Deferred Prosecution Agreements – Following the US?

Posted on Tuesday April 2, 2013

Deferred Prosecution Agreements (DPAs) are a much-used tool in the United States when it comes to the governance of corporates and alleged wrong doing.

According to some reports these agreements allowed the US Department of Justice to bring in $2.3bn in 2010. From 2014 a similar system, subject to Parliamentary approval, will be in operation in the UK.

In The UK this adds to the recent armoury of legislation that targets corporates such as the Bribery Act and Corporate Manslaughter Act. However being a potentially self-regulated issue, will there be enough certainty and clarity for a company to make a disclosure of wrong-doing to the prosecuting agency?

It may be useful for international corporates to have this tool available to their UK companies and subsidiaries as it may create a more realistic prospect of reaching a global settlement in cross-border criminal investigations. It may also be of interest to companies involved in public procurement where a conviction for corruption can result in mandatory debarment in certain jurisdictions.

DPAs act as a form of “plea bargain” and are designed to ensure that unacceptable corporate behaviour is tackled in a way which will allow a company to avoid immediate prosecution if there is an acceptance of wrongdoing. The company will have to pay financial penalties, undertake internal reforms and may have to agree to external monitoring, disgorge profits or make donations to third parties.

Essentially the idea flows from the introduction of the Bribery Act and is designed to encourage the self-reporting of white-collar crime, and to ensure fines are paid in the UK rather than overseas.

The UK government has used the system which is in place in the US as a role model for good reason as it has proved that there is scope for corporate self disclosure, self investigation, the imposition of serious fines and a monitoring process to avoid repeat offending.

The system which is likely to be adopted in the UK will however differ from that in the US as there will greater judicial involvement in the process which will be scrutinised by an independent judge upon hearing evidence.
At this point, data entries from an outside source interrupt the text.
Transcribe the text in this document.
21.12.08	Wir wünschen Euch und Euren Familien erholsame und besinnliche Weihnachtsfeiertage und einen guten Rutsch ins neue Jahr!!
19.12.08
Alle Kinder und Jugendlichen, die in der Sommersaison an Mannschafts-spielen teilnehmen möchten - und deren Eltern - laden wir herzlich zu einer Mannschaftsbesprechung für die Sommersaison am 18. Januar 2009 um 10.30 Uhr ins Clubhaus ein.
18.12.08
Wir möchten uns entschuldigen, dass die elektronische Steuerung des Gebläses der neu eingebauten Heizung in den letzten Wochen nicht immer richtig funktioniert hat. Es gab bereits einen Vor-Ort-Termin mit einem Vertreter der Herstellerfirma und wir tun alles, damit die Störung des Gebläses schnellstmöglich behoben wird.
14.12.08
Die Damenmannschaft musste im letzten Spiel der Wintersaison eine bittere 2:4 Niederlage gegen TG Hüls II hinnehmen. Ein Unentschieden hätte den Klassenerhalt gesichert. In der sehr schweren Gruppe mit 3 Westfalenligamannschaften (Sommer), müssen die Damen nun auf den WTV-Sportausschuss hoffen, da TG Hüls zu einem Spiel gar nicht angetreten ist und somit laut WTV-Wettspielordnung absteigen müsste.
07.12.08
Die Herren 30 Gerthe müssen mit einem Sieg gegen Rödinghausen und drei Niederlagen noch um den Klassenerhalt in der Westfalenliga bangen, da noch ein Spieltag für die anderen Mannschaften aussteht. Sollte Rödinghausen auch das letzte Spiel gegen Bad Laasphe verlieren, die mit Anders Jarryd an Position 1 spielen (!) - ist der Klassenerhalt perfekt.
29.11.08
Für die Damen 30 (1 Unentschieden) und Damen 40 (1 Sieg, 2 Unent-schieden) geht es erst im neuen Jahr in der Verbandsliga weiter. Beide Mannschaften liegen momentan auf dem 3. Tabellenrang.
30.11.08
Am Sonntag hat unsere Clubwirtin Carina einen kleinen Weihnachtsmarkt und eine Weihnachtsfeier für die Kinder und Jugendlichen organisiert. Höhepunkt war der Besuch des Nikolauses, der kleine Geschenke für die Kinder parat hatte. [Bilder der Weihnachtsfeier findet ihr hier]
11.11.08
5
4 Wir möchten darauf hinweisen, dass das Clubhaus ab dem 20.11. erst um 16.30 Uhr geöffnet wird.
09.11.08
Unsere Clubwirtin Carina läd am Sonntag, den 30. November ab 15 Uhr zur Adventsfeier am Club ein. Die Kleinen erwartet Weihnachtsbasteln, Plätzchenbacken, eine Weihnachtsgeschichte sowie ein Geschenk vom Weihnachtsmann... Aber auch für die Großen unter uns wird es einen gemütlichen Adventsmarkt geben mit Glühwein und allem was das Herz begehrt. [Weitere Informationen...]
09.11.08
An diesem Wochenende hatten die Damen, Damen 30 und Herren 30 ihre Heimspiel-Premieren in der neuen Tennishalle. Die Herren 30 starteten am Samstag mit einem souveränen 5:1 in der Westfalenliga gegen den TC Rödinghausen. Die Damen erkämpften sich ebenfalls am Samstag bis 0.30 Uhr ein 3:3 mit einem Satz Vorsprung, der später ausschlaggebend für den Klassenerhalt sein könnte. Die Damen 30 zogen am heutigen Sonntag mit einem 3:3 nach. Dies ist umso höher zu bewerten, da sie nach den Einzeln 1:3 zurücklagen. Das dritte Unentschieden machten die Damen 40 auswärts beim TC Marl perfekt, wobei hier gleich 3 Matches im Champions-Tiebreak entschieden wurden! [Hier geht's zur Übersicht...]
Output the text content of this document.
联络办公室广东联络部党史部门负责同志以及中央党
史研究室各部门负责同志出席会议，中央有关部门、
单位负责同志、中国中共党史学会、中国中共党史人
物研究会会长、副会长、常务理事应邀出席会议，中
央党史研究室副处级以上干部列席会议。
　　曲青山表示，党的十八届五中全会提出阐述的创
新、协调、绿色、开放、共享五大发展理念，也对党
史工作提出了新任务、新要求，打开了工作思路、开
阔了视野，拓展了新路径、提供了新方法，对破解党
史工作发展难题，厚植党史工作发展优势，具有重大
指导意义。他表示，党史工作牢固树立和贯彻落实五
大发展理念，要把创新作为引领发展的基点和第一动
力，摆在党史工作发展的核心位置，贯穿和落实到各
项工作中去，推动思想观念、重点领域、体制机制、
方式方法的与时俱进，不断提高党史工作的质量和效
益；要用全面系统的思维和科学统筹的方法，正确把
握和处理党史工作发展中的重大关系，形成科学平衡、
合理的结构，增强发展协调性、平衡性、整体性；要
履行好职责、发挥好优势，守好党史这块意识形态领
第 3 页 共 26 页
Essentially a court will decide the following:

  • Whether it is in the interests of justice to sanction a DPA;
  • Whether the proposed DPA is ‘fair, reasonable and proportionate’;
  • Whether a DPA should and could properly be varied;
  • Whether there has been a breach of a DPA; or
  • Whether a DPA should be terminated.

Therefore it may well be out of the hands of the UK prosecutor as to the final outcome for the company and there may be a degree of uncertainty of whether or not there will be a prosecution. This may deter a company from providing the initial disclosure to the prosecutor.

Additionally, to enter into a DPA the company will have to accept the allegation of the criminal charges set out by the UK prosecutor. Accepting criminal liability may give rise to the risk of prosecution from another jurisdiction. In recent years the US Department of Justice has pursued UK companies for bribery and corruption relating to international matters. This again may deter the company from publically admitting the wrongdoing.

It may be that when finally introduced in the UK next year the possibility of “double jeopardy” will have been addressed.

The introduction of the DPA into the UK judicial system is therefore not going to allow for any easy decisions to be made by the corporate.

However they will be an additional tool to fight against corporate crime and the DPA will have the advantages of penalising companies, enabling swifter restitution and rehabilitation, and reducing the risks to innocent directors, employees, and stakeholders.